Di kecamatan Pare ada
sekitar 80 tempat kursus dan sekolah Bahasa Inggris yang tersebar di
beberapa jalan utama. Biaya kursus/sekolah di pare bisa di bilang
sangat murah di bandingkan dengan tempat kursus atau sekolah bahasa
inggris di kota besar, biaya hidup pun bisa di hemat seminimal
mungkin. Tidak hanya kursus/sekolah bahasa inggris akhirnya tempat
kursus lainnya pun mulai bermunculan, anda bisa memilih program
bahasa lain seperti bahasa mandarin atau bahasa jepang, bahkan
berbagai kursus komputer pun mulai marak di pare. Jadi selain anda
belajar bahasa inggris, anda pun bisa belajar banyak hal lainnya pada
waktu-waktu kosong anda. Sebagai akibat maraknya tempat-tempat
belajar ini maka masyarakat setempat pun mulai ramai membuka
kost-kostan dan warung-warung makan, bahkan kini sudah terdapat
beberapa warung internet yang juga meramaikan aktifitas di sana.
Sebagai alat transportasi, sepeda adalah kendaraan yang paling banyak
di pakai oleh para pelajar. Beberapa tempat persewaan sepeda yang ada
di Pare memasang tarif Rp. 35.000 – 40.000 / bulan nya. Cukup murah
sekaligus bermanfaat bagi kesehatan.

 

Jika anda merasa penat,
anda bisa berkeliling berjalan-jalan menimati suasana kota pare yang
sejuk atau sekedar memandang hijaunya ladang dan pesawahan di
kampung-kampung sekitar pare.
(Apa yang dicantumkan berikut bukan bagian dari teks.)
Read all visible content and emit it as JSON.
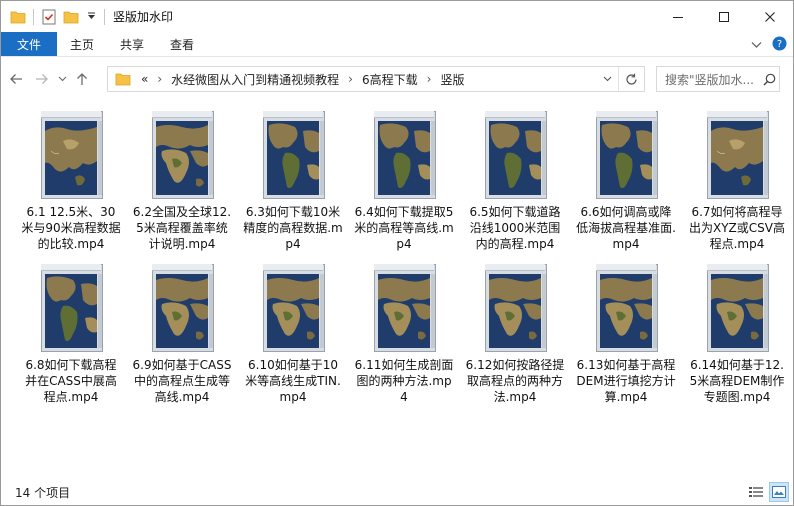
{
  "window": {
    "title": "竖版加水印"
  },
  "ribbon": {
    "tabs": [
      "文件",
      "主页",
      "共享",
      "查看"
    ]
  },
  "address": {
    "overflow": "«",
    "crumbs": [
      "水经微图从入门到精通视频教程",
      "6高程下载",
      "竖版"
    ]
  },
  "search": {
    "placeholder": "搜索\"竖版加水...",
    "icon": "search-icon"
  },
  "files": [
    {
      "name": "6.1 12.5米、30米与90米高程数据的比较.mp4",
      "map": "asia"
    },
    {
      "name": "6.2全国及全球12.5米高程覆盖率统计说明.mp4",
      "map": "africa"
    },
    {
      "name": "6.3如何下载10米精度的高程数据.mp4",
      "map": "americas"
    },
    {
      "name": "6.4如何下载提取5米的高程等高线.mp4",
      "map": "americas"
    },
    {
      "name": "6.5如何下载道路沿线1000米范围内的高程.mp4",
      "map": "americas"
    },
    {
      "name": "6.6如何调高或降低海拔高程基准面.mp4",
      "map": "americas"
    },
    {
      "name": "6.7如何将高程导出为XYZ或CSV高程点.mp4",
      "map": "asia"
    },
    {
      "name": "6.8如何下载高程并在CASS中展高程点.mp4",
      "map": "americas"
    },
    {
      "name": "6.9如何基于CASS中的高程点生成等高线.mp4",
      "map": "africa"
    },
    {
      "name": "6.10如何基于10米等高线生成TIN.mp4",
      "map": "africa"
    },
    {
      "name": "6.11如何生成剖面图的两种方法.mp4",
      "map": "africa"
    },
    {
      "name": "6.12如何按路径提取高程点的两种方法.mp4",
      "map": "africa"
    },
    {
      "name": "6.13如何基于高程DEM进行填挖方计算.mp4",
      "map": "africa"
    },
    {
      "name": "6.14如何基于12.5米高程DEM制作专题图.mp4",
      "map": "africa"
    }
  ],
  "status": {
    "count_text": "14 个项目"
  },
  "colors": {
    "file_tab": "#1a6fc4",
    "folder": "#f5c244",
    "ocean": "#1f3c6b",
    "land": "#8c7a4e"
  }
}
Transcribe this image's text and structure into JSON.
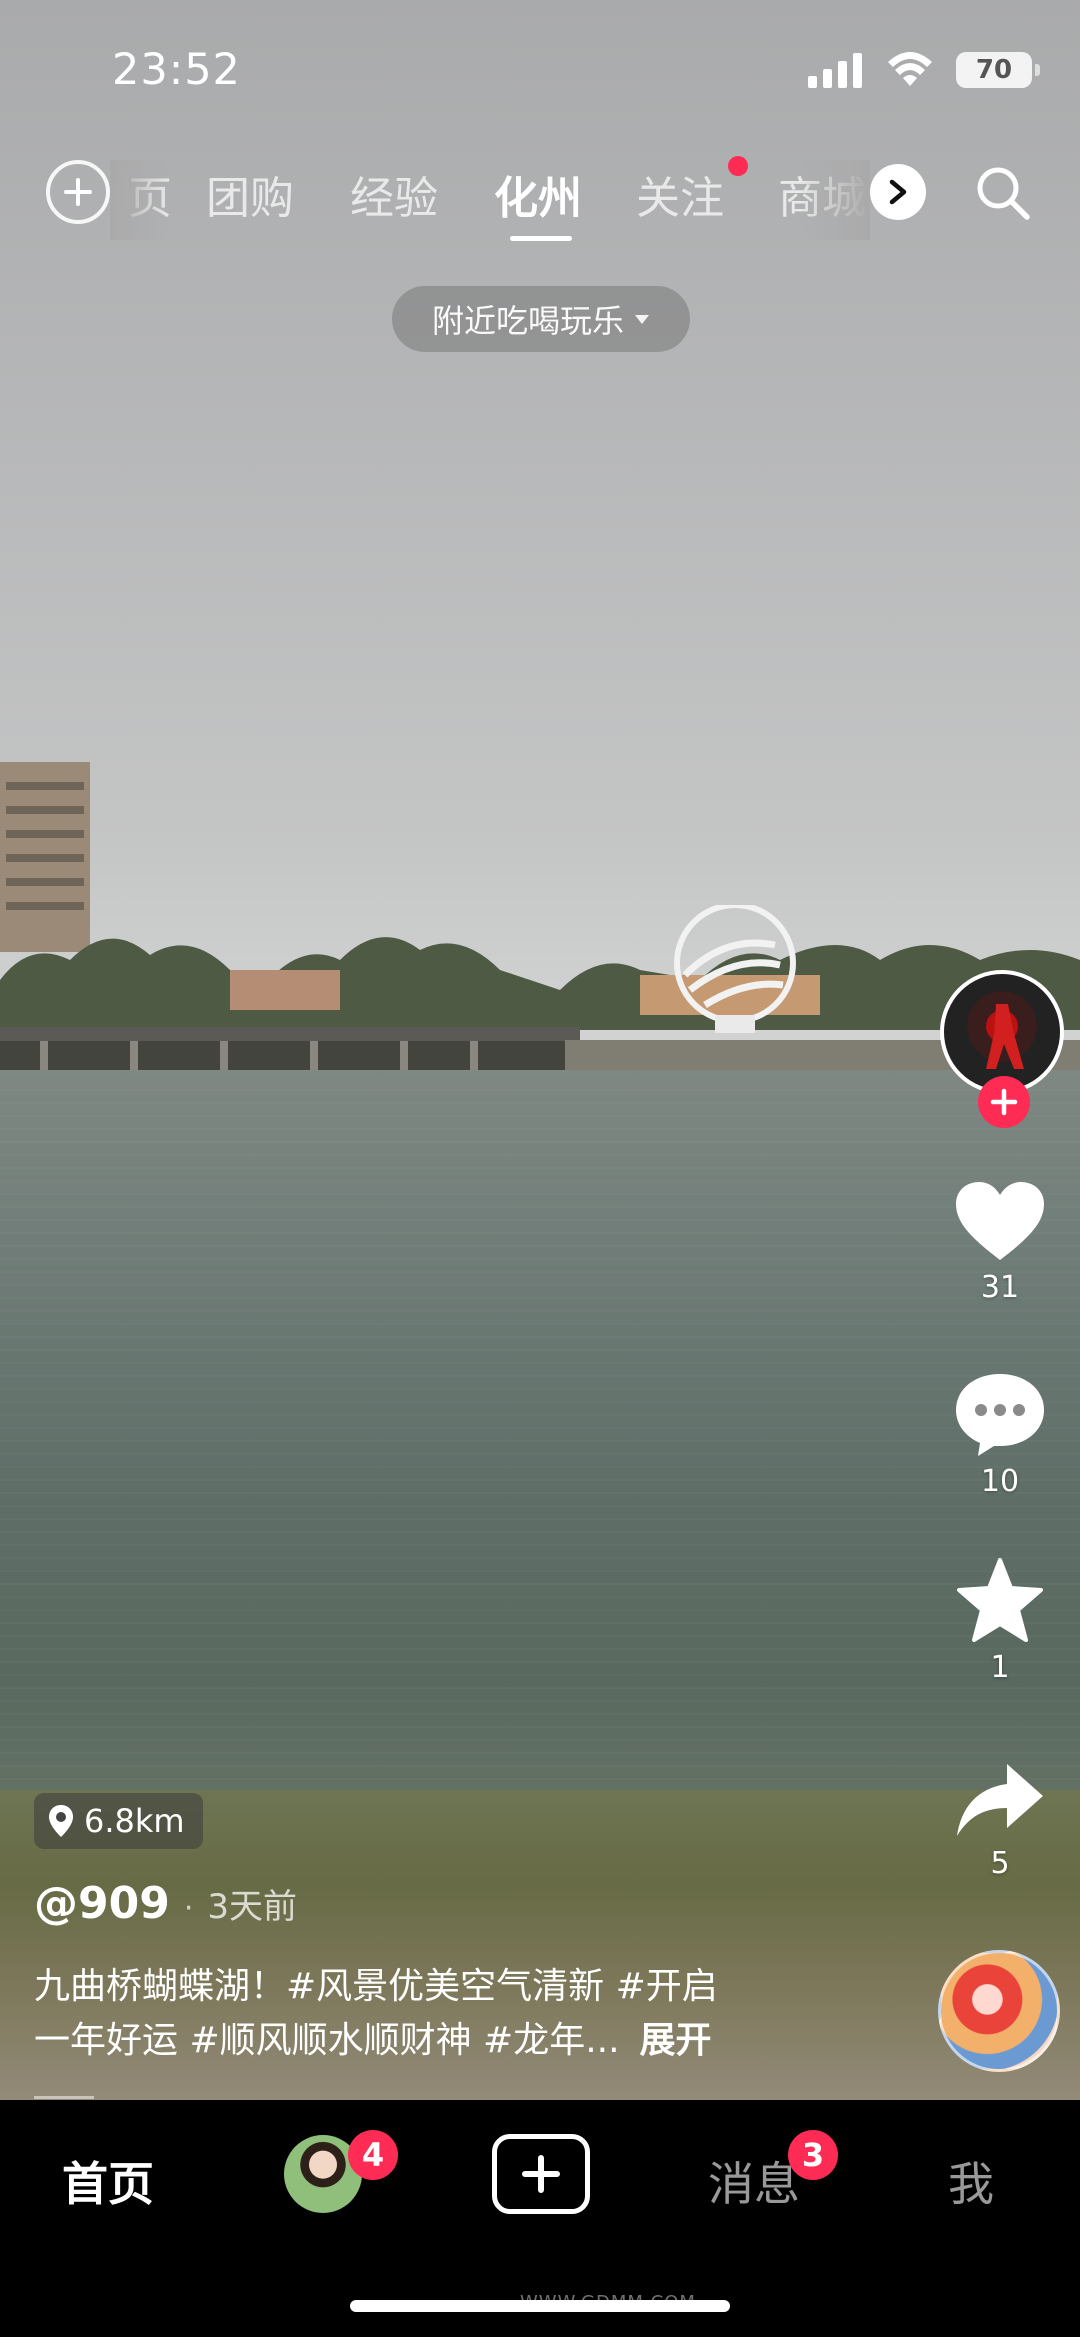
{
  "status_bar": {
    "time": "23:52",
    "battery": "70"
  },
  "top_nav": {
    "tabs": [
      {
        "label": "页",
        "active": false
      },
      {
        "label": "团购",
        "active": false
      },
      {
        "label": "经验",
        "active": false
      },
      {
        "label": "化州",
        "active": true
      },
      {
        "label": "关注",
        "active": false,
        "dot": true
      },
      {
        "label": "商城",
        "active": false
      }
    ]
  },
  "filter_pill": {
    "label": "附近吃喝玩乐"
  },
  "actions": {
    "likes": "31",
    "comments": "10",
    "favorites": "1",
    "shares": "5"
  },
  "post": {
    "distance": "6.8km",
    "author": "@909",
    "time_ago": "3天前",
    "caption_line1": "九曲桥蝴蝶湖！#风景优美空气清新 #开启",
    "caption_line2": "一年好运 #顺风顺水顺财神 #龙年...",
    "expand_label": "展开"
  },
  "bottom_nav": {
    "home": "首页",
    "friends_badge": "4",
    "messages": "消息",
    "messages_badge": "3",
    "me": "我"
  },
  "watermark": "WWW.GDMM.COM",
  "colors": {
    "accent": "#fe2c55",
    "tab_bar": "#000000"
  }
}
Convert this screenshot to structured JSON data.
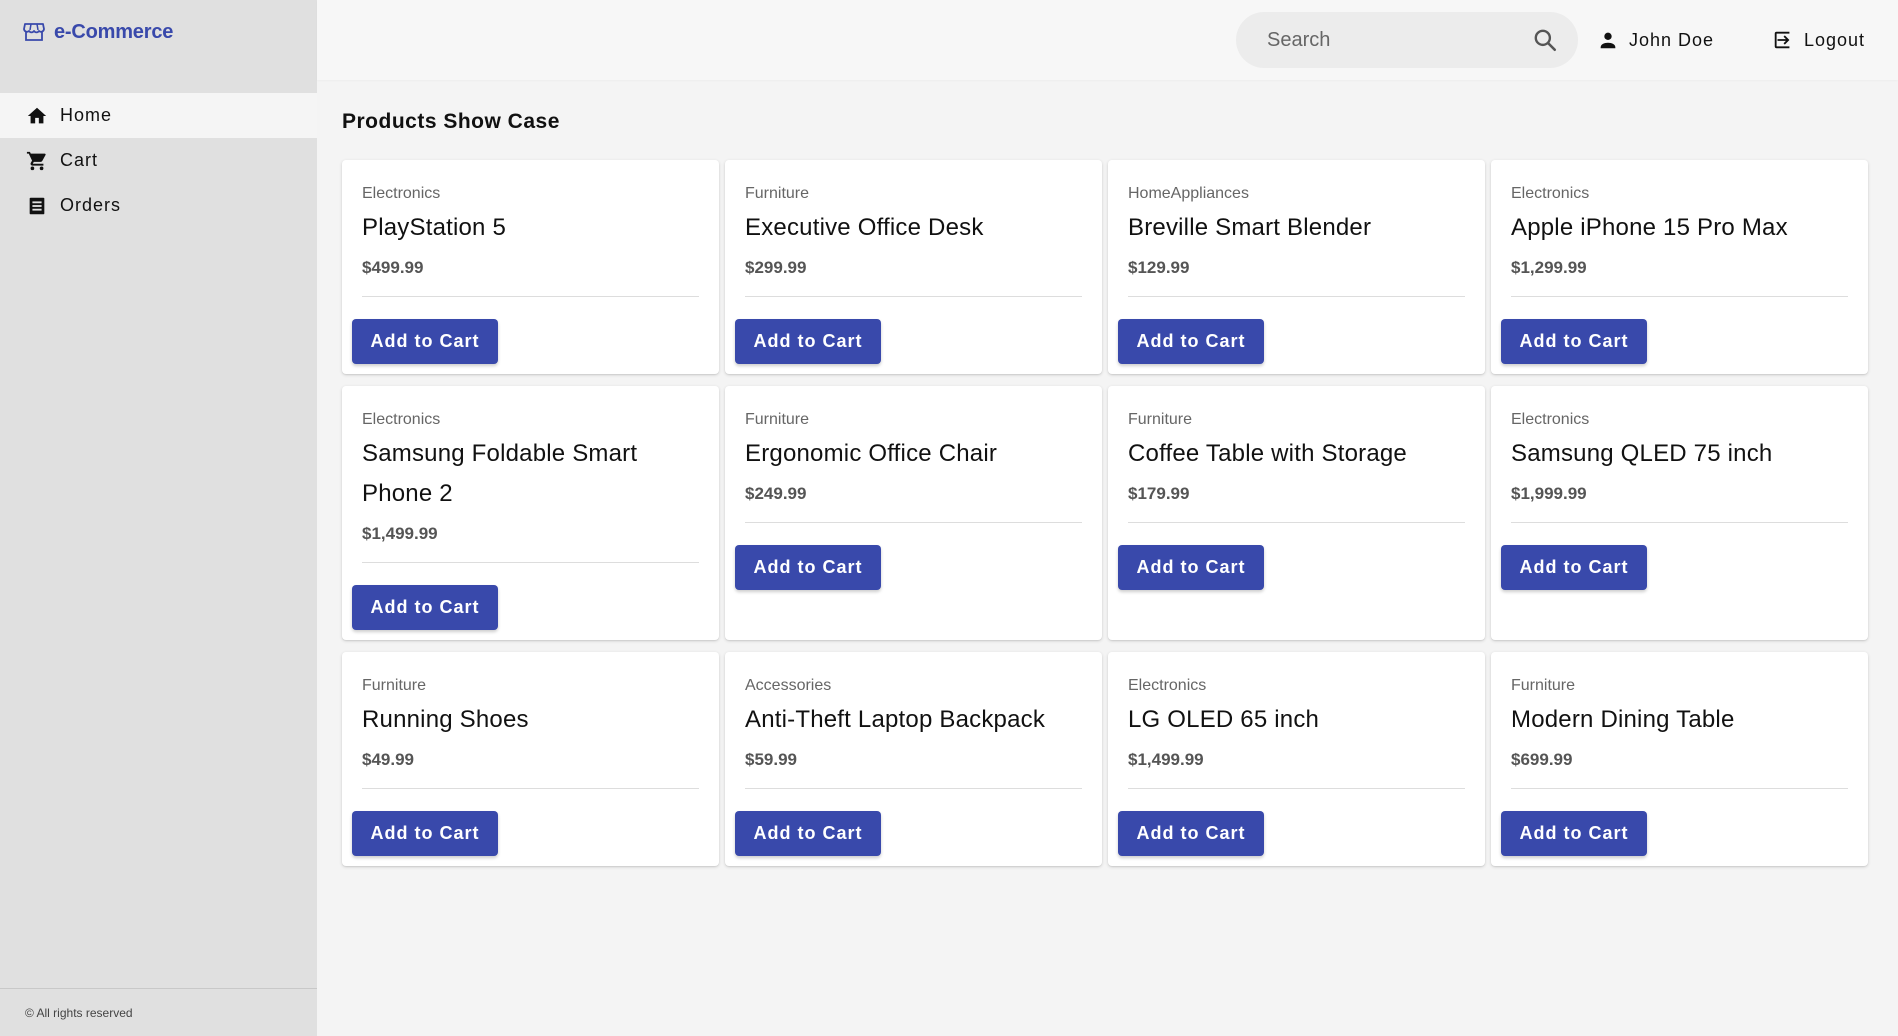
{
  "brand": {
    "name": "e-Commerce",
    "icon": "storefront-icon",
    "color": "#3949ab"
  },
  "nav": [
    {
      "label": "Home",
      "icon": "home-icon",
      "active": true
    },
    {
      "label": "Cart",
      "icon": "cart-icon",
      "active": false
    },
    {
      "label": "Orders",
      "icon": "orders-icon",
      "active": false
    }
  ],
  "footer": {
    "text": "© All rights reserved"
  },
  "topbar": {
    "search_placeholder": "Search",
    "user_name": "John Doe",
    "logout_label": "Logout"
  },
  "page_title": "Products Show Case",
  "products": [
    {
      "category": "Electronics",
      "name": "PlayStation 5",
      "price": "$499.99",
      "button": "Add to Cart"
    },
    {
      "category": "Furniture",
      "name": "Executive Office Desk",
      "price": "$299.99",
      "button": "Add to Cart"
    },
    {
      "category": "HomeAppliances",
      "name": "Breville Smart Blender",
      "price": "$129.99",
      "button": "Add to Cart"
    },
    {
      "category": "Electronics",
      "name": "Apple iPhone 15 Pro Max",
      "price": "$1,299.99",
      "button": "Add to Cart"
    },
    {
      "category": "Electronics",
      "name": "Samsung Foldable Smart Phone 2",
      "price": "$1,499.99",
      "button": "Add to Cart"
    },
    {
      "category": "Furniture",
      "name": "Ergonomic Office Chair",
      "price": "$249.99",
      "button": "Add to Cart"
    },
    {
      "category": "Furniture",
      "name": "Coffee Table with Storage",
      "price": "$179.99",
      "button": "Add to Cart"
    },
    {
      "category": "Electronics",
      "name": "Samsung QLED 75 inch",
      "price": "$1,999.99",
      "button": "Add to Cart"
    },
    {
      "category": "Furniture",
      "name": "Running Shoes",
      "price": "$49.99",
      "button": "Add to Cart"
    },
    {
      "category": "Accessories",
      "name": "Anti-Theft Laptop Backpack",
      "price": "$59.99",
      "button": "Add to Cart"
    },
    {
      "category": "Electronics",
      "name": "LG OLED 65 inch",
      "price": "$1,499.99",
      "button": "Add to Cart"
    },
    {
      "category": "Furniture",
      "name": "Modern Dining Table",
      "price": "$699.99",
      "button": "Add to Cart"
    }
  ],
  "colors": {
    "accent": "#3949ab",
    "sidebar_bg": "#e0e0e0",
    "page_bg": "#f4f4f4"
  }
}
Beberapa tempat wisata sejarah juga
terdapat di kota pare, beberapa candi peninggalan kerajaan Kadiri dan
Majapahit masih bisa anda nikmati. Ada juga tempat pemandian umum dan
petilasan Sri Aji Joyoboyo yang dulu merupakan salah satu Raja
Kadiri. Selalu ada cara untuk menikmati Pare.

 

Suasana yang tenang dan
pola hidup yang sederhana menjadi daya tarik utama kota ini, meskipun
begitu siapa sangka tempat ini menjadi pusat belajar bahasa Inggris
yang paling terkenal di seantero Nusantara. Tidak hanya para pelajar
yang di untungkan, namun masyarakat pare juga menjadi semakin makmur
dan berkembang karena industri yang satu ini.